Check out the recipe and more pictures after the jump and be sure to click back tomorrow, I'm going to show you Bobbie's trick with what to do with leftover pierogie dough...
|I like to add the eggs one at a time..easier to incorporate!|
For the dough:
- 1 1/2 cup all-purpose flour, plus additional for dusting
- 1 tsp salt
- 2 eggs
- 1 tbs vegetable oil
- pinch of nutmeg
- 1 cup water, to seal the pierogies
For the filling:
- 3 large Yukon Gold potatoes
- 1 cup sharp cheddar cheese
- 1 TBS butter
- Splash of chicken broth or stock, milk or cream
- 1-2 tsp Black Truffle Oil
- Salt and Pepper to taste
Start by making the potato filling by baking the potatoes in a 400 degree oven until you can insert and remove a knife or fork with no resistance. Once the potatoes are done and have cooled a bit, but are still hot, peel them and run them through a ricer or just mash them by hand. Melt the butter and cheese into the hot butter. The potatoes should be smooth and creamy but a little on the thick side. Salt and pepper to taste and then add the truffle oil. Cover and chill.

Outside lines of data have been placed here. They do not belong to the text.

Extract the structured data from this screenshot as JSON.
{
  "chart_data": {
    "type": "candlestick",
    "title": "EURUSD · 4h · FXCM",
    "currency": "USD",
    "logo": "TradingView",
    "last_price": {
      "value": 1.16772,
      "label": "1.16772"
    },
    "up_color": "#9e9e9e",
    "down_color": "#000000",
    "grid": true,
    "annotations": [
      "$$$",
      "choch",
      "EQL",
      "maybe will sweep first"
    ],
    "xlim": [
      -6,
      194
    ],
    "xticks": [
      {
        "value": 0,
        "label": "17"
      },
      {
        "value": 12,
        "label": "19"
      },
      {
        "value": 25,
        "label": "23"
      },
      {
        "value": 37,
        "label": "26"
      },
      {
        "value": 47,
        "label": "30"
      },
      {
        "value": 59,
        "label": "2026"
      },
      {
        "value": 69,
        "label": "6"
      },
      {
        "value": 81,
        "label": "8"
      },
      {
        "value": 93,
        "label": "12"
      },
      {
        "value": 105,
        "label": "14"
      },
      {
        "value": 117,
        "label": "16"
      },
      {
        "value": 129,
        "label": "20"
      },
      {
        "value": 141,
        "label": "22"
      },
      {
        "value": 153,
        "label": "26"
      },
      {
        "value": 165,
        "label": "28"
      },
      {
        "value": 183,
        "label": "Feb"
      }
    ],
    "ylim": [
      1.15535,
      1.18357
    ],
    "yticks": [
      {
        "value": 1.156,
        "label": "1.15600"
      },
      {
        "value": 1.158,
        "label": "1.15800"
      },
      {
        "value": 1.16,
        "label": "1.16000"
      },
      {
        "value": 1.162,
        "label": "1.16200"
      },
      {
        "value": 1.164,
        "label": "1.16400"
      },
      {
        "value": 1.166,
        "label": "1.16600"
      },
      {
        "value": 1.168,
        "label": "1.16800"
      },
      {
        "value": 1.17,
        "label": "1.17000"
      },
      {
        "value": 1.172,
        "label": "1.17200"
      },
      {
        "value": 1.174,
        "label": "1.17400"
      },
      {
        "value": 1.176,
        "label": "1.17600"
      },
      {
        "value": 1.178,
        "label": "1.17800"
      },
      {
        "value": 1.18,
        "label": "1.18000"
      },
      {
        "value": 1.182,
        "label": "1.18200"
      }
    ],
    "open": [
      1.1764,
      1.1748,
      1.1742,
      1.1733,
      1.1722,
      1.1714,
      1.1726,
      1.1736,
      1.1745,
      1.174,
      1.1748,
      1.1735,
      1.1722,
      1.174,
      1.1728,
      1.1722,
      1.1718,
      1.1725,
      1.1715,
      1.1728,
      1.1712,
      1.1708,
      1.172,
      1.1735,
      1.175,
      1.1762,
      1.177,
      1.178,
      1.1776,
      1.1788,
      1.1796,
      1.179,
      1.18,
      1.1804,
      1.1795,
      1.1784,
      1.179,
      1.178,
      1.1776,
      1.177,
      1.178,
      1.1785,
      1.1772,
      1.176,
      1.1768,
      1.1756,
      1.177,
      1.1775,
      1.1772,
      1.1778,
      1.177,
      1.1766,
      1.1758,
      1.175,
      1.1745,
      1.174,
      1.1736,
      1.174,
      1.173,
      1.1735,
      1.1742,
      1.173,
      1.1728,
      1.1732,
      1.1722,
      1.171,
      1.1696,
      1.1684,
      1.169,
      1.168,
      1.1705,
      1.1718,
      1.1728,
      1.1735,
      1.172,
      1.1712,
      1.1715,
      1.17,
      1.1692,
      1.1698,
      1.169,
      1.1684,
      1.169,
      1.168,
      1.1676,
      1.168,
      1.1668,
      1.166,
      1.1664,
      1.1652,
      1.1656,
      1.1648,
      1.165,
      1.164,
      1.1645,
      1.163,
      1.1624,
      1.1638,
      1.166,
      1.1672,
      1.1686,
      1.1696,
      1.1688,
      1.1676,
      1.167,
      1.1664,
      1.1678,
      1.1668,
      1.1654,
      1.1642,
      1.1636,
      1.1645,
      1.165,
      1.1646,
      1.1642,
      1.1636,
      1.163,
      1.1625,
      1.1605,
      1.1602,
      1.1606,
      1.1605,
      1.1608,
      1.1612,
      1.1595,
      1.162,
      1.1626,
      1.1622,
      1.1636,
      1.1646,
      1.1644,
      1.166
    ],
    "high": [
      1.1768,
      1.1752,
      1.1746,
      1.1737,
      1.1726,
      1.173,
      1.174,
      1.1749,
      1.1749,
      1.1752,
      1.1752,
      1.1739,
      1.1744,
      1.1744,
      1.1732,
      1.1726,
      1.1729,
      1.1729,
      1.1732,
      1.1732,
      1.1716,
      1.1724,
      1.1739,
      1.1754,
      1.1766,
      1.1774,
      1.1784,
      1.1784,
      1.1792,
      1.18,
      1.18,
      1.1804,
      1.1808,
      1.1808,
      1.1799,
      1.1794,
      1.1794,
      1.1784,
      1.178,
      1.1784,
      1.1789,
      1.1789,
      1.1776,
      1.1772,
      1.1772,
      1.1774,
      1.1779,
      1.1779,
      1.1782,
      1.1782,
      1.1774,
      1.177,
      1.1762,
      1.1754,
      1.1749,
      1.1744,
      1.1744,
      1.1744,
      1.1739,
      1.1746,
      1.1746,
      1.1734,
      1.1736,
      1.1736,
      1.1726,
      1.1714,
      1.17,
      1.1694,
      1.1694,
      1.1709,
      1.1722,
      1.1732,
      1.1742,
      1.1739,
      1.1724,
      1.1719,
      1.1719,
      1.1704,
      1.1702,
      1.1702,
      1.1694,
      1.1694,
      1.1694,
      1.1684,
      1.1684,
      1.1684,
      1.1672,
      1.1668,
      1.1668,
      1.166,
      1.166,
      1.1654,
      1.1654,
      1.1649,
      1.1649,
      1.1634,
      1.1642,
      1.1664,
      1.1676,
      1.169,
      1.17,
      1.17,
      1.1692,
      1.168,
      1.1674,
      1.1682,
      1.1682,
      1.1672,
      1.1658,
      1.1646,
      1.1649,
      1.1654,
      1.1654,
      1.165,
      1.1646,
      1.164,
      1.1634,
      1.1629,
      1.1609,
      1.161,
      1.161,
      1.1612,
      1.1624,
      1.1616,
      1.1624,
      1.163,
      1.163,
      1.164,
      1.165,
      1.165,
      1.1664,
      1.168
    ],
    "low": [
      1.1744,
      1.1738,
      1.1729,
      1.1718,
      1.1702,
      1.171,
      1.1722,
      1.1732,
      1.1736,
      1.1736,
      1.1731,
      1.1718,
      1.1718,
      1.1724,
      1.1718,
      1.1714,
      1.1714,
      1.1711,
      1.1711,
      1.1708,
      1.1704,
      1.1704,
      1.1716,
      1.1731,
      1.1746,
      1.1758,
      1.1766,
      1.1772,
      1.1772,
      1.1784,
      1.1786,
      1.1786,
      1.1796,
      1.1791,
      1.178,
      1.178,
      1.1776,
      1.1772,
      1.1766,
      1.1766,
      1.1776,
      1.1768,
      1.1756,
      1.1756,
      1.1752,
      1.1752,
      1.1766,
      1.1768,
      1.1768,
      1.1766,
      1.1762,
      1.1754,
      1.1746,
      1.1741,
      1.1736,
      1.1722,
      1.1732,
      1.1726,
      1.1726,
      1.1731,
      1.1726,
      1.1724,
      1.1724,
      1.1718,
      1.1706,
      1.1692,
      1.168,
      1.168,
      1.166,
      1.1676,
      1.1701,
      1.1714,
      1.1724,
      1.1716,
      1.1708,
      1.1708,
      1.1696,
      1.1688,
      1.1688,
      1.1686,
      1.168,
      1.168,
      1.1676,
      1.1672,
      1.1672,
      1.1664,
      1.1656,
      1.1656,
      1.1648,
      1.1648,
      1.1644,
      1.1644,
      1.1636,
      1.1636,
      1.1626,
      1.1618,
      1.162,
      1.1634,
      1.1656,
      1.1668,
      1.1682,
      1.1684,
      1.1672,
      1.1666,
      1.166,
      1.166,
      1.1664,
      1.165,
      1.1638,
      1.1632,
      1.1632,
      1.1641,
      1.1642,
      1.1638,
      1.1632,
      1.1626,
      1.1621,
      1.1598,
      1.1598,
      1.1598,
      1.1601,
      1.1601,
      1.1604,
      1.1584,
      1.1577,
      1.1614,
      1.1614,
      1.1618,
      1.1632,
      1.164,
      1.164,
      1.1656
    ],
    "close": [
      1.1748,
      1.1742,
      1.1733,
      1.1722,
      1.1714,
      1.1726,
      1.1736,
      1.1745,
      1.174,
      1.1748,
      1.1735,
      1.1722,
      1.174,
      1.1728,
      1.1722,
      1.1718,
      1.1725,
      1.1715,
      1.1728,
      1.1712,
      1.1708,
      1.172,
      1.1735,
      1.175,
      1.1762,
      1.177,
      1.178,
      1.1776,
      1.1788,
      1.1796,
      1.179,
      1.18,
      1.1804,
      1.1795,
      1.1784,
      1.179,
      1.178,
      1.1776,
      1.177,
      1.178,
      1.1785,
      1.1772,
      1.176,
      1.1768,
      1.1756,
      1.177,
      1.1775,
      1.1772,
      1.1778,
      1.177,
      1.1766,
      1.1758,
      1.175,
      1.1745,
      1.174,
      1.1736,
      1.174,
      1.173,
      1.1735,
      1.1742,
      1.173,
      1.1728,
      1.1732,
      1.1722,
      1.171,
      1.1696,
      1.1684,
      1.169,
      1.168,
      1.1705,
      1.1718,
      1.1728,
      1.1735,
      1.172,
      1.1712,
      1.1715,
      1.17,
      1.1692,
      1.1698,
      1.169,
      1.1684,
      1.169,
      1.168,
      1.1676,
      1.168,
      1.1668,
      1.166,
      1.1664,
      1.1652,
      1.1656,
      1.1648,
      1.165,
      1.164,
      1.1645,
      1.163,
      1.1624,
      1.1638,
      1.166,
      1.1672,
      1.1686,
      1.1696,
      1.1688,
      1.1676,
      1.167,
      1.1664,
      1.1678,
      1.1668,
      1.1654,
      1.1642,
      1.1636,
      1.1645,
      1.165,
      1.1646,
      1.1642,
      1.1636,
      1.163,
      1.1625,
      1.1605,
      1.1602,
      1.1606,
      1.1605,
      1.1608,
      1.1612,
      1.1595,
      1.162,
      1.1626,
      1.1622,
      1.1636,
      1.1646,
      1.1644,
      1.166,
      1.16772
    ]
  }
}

To make the dough, start by dumping the flour onto a counter or other work surface and make a well in the center. Crack the eggs into the center of the well and add the salt, oil and nutmeg. Using a fork or your fingers, gently stir the eggs and gradually combine it with the flour until you start to form a dough. You're looking for the dough to be well combined, somewhat heavy for it's size and just a little bit tacky. Add a little water to the dough if it's still a little dry. Add a splash of water if they are too thick. Add a little more flour if it's too wet.
Chill the dough for a bit, just so that it's easier to handle, and then roll out 1/4 of the dough onto a floured surface into a thin layer. This is the tough part because the dough is going to fight you on this. Take charge here and keep at it until you've got a nice, even layer of dough. Using a large biscuit cutter or a coffee mug (that's how Bobbie did it) cut out circles. Using a rolling pin, roll out those circles even more so that the dough is thin but still has a good amount of strength to it. Remove potatoes from the fridge and pinch together about 2 TBS of potatoes into a half-moon shape. Place the potatoes on half of the pierogis. Using your fingers, wet the perimeter of the dough, fold over the non-potatoed side of the pierogie and pinch all sides tightly. Repeat this process until the potatoes are gone. Reserve any remaining dough (I'll show you why tomorrow!).
To cook, boil a large pot of salted water. Carefully dunk a couple of pierogies into the boiling water. Do this in small batches (no more than 5-6 at a time) so that they will cook evenly and not stick together. Cook them until they float, carefully strain them and set them on a plate to dry. For an extra step or to reheat them, you can fry them up in a little butter so that there exteriors get a subtle little crunch to them.